“Huh.”
She finishes her glass of water and quickly washes it. “Are you heading out too?”
“Yeah, I thought I might go for a run. I couldn’t sleep.”
Clara rubs her eyes with a soapy hand. “That party next door kept me up way too late. If you don’t mind going at a slow, steady pace, you could run with me for the first mile or two, then turn back at your own pace. I was planning an out and back along the river, down on the West Bank and up on the East Bank.”
I nod. “Sure.” I finish my water and set the glass in the sink for later. “I’m ready when you are.”
We head out the front. The house is only four blocks from campus, but the cross streets are full of traffic, even this early on a Saturday. We keep having to start and stop. Clara trots through the closest campus gate and heads toward the river. We pass a big maintenance building before she darts down a stairway I’d never noticed before. The stairs dump us at the bottom of the hill and right next to the river walkway. She stops to stretch, and I join her.
“How do you know when you’ve gone far enough?” I ask.
Clara uses a bench to steady herself as she stretches her quad. “I mapped it first thing this morning, so I know when to cross over the Mississippi and head back.”
“How much do you have to run to train for a half marathon?”
She shifts to the other side. “I run four times a week. Two easy days, one tempo day, and one long run.”
“What do you do the other three days?”
“I don’t run.”
I can’t tell if she’s joking or not. I must be staring again, though, because she gives me a little shove. “You ready?” she asks.
“Sure.”
We start south, the river on our right. “We’ll cross at the Washington Avenue Bridge,” she says.
The morning is already warm and humid, and it’s not even 7:30. The pace isn’t punishing, so I feel like I should chat, but I don’t know what to say. I glance at her, her cheeks already red from exertion. “So do you run track too?”
She shakes her head, her long ponytail swishing between her shoulder blades. “Nope. Not anymore. I just like running. I feel stronger and calmer after I run—happier. What about you? Do you run a lot?”
“No. I only run when I get antsy and my dojo isn’t open for sparring.”
“Dojo? What kind of dojo?”
“I used to compete in Kendo, a kind of Japanese sword martial art. I did a bunch of different martial arts before I found Kendo, but that one stuck.”
A bicycle comes toward us, so Clara steps behind as they pass, moving back up to run beside me once it’s clear. “You don’t compete anymore?”
“I just spar for fun. Sometimes if they need me, I’ll teach some kids’ classes, but nothing too serious.”
She smiles. “So you’re like a sword master or something. Neat.”
My cheeks heat, and I look away toward the river. “Nothing like that. I just like the forms, the structure and motion. It feels good and keeps me from feeling, I don’t know, bad,” I finish lamely. If I could turn the color of a tomato, I would right now. I need to practice talking. I’m so bad at this.
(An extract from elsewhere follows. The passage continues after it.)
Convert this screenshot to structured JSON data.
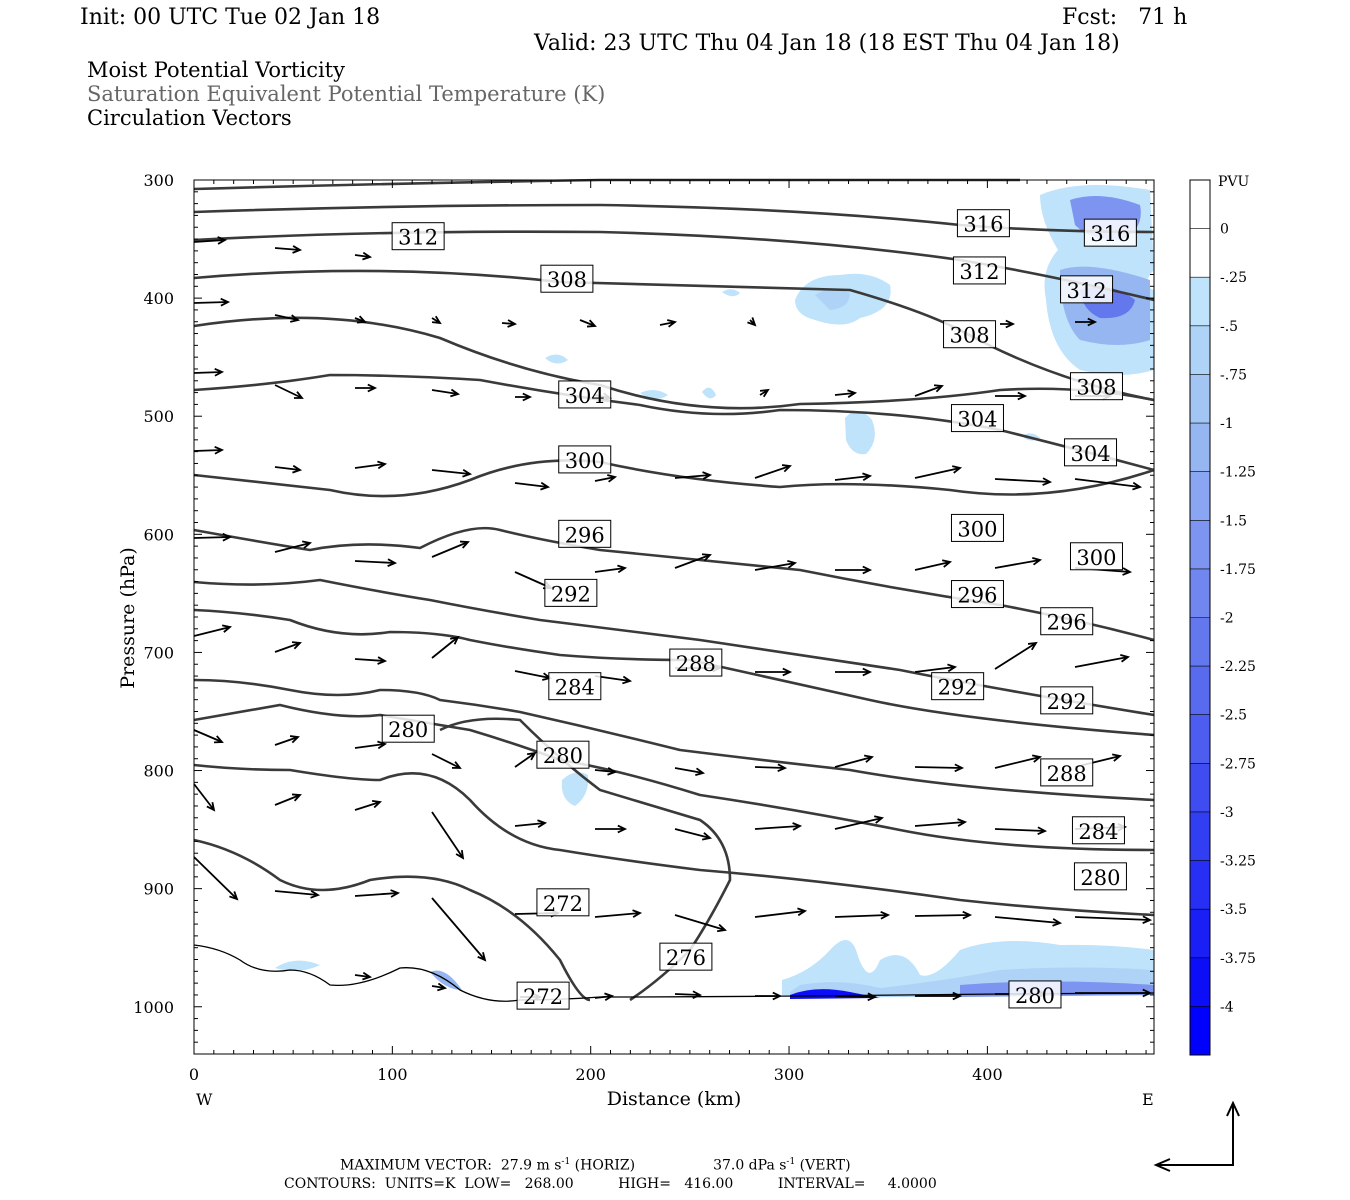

I hear the voice of my sister Trish in my head, her frustration obvious after I failed this summer, once again, at chatting with any of her girlfriends:If you want to talk to a girl, then you just have to talk to them. You can’t mumble, stare, and walk away. Seriously. How are we even related?
She isn’t wrong.
I debate turning around and running back, but Clara has already started up the stairs to the Washington Avenue Bridge. She looks over her shoulder at me with a smile, and I follow her without conscious thought.
Our footsteps echo on the pedestrian bridge as we stride toward the business school. Usually by now, some of my jitters would have eased, but they seem to have gotten worse. I wonder if it’s because I’m running with Clara.
I sneak another look at her. My heart stutters. This run will not be the calm down I’d hoped for.
We make it down to the running path on the other side of the bridge, Clara on the river side this time. “Oh, I forgot. I have your drill. It was a godsend for hanging my curtains last night. I hope you don’t mind.”